29 gal, 60 watts, 1 inch flourite gravel and 1 inch reg gravel, diy co2 (trying it out) :twisted:

*plants*.. have ferns.. its growing.. but rest of the plants arent, theyre turning yellow.. dunno what theyre name is.. and they all have roots.. been adding plant gro too to supplement the plants.. my tank is at least 3 months old.. 
*
fishes*..i have 2 albino cats, and a stingray pleco.. 

whats wrong with my set up? plus theres not much plants to choose from in the lfs..


----------



## thinkgreen (Apr 2, 2004)

HELP PLS... DYING PLANTS IN NEED.. OF SOMTHING?

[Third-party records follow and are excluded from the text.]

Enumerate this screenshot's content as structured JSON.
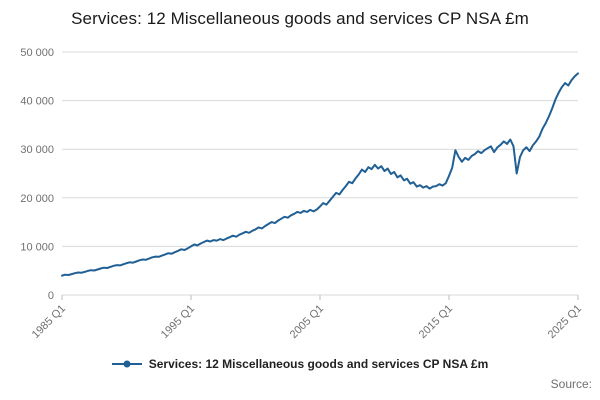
{
  "header": {
    "title": "Services: 12 Miscellaneous goods and services CP NSA £m"
  },
  "footer": {
    "source_label": "Source:"
  },
  "colors": {
    "line": "#206095",
    "grid": "#d9d9d9",
    "axis_text": "#707071",
    "tick": "#bbbbbb",
    "title_text": "#1a1a1a"
  },
  "chart_data": {
    "type": "line",
    "title": "Services: 12 Miscellaneous goods and services CP NSA £m",
    "xlabel": "",
    "ylabel": "",
    "x_unit": "quarter",
    "x_range": [
      "1985 Q1",
      "2025 Q1"
    ],
    "x_tick_labels": [
      "1985 Q1",
      "1995 Q1",
      "2005 Q1",
      "2015 Q1",
      "2025 Q1"
    ],
    "x_tick_indices": [
      0,
      40,
      80,
      120,
      160
    ],
    "y_ticks": [
      0,
      10000,
      20000,
      30000,
      40000,
      50000
    ],
    "y_tick_labels": [
      "0",
      "10 000",
      "20 000",
      "30 000",
      "40 000",
      "50 000"
    ],
    "ylim": [
      0,
      50000
    ],
    "grid": "horizontal",
    "legend_position": "bottom",
    "series": [
      {
        "name": "Services: 12 Miscellaneous goods and services CP NSA £m",
        "color": "#206095",
        "values": [
          4000,
          4180,
          4120,
          4300,
          4480,
          4620,
          4560,
          4750,
          4950,
          5100,
          5050,
          5250,
          5450,
          5620,
          5560,
          5780,
          6000,
          6150,
          6100,
          6320,
          6550,
          6720,
          6650,
          6900,
          7150,
          7300,
          7250,
          7500,
          7750,
          7900,
          7850,
          8100,
          8350,
          8600,
          8500,
          8800,
          9100,
          9400,
          9250,
          9600,
          10000,
          10400,
          10200,
          10600,
          10900,
          11200,
          11000,
          11300,
          11200,
          11500,
          11300,
          11600,
          11900,
          12200,
          12000,
          12400,
          12700,
          13000,
          12800,
          13200,
          13500,
          13900,
          13700,
          14200,
          14600,
          15000,
          14800,
          15300,
          15700,
          16100,
          15900,
          16400,
          16700,
          17100,
          16900,
          17300,
          17100,
          17500,
          17200,
          17600,
          18200,
          18900,
          18600,
          19400,
          20200,
          21000,
          20700,
          21600,
          22400,
          23300,
          23000,
          24000,
          24800,
          25800,
          25300,
          26300,
          25900,
          26800,
          26000,
          26500,
          25500,
          26000,
          24900,
          25300,
          24200,
          24600,
          23600,
          23900,
          22900,
          23200,
          22300,
          22600,
          22100,
          22400,
          21900,
          22300,
          22400,
          22800,
          22500,
          23000,
          24500,
          26200,
          29800,
          28400,
          27400,
          28200,
          27800,
          28600,
          29000,
          29600,
          29200,
          29800,
          30200,
          30600,
          29400,
          30400,
          30900,
          31600,
          31100,
          32000,
          30600,
          25000,
          28400,
          29800,
          30400,
          29600,
          30800,
          31600,
          32600,
          34200,
          35400,
          36800,
          38400,
          40200,
          41600,
          42800,
          43600,
          43100,
          44200,
          45000,
          45600
        ]
      }
    ]
  }
}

btw, the lights are NO flourescents..


----------



## mm12463 (Mar 5, 2004)

Do you know your other water parameters like ph, kh and gh? 

You have a lower light tank at 2 watts per gallon but you should be able to grow a bunch of different things. Try looking at plantgeek.net in the plant profiles section and see if you can figure out what plants you have. That will help along with the parameters. 

Without that info its a bit hard to give some advice since it can me a bunch of different things.

The only fish you have that might be a problem is the pleco and you would see bit marks on the plants. Anyway see what other info you can find on the plants you have.


----------



## thinkgreen (Apr 2, 2004)

*thx for replying*

ph is 7 the rest i dont know..

plant geeks.. ok thanks..

the problem is my lfs around the area dont sell much plants.. 
so im pretty much constricted with my choices of plants.. =(

my substrated should be ok though? <== i thought this was the problem.. since i mix my subs.. what do you think?


----------



## mm12463 (Mar 5, 2004)

I believe your substrate should be fine. It is providing some nutrients and that is the idea. pH of 7 is good. You might think about getting a gh and kh test kit or going to your local fish store with some water from your source and see if they will test it for you. Some places will do this.

Try to figure out your plants and let us know. Think of it as a puzzle and we're going to try and solve it.


----------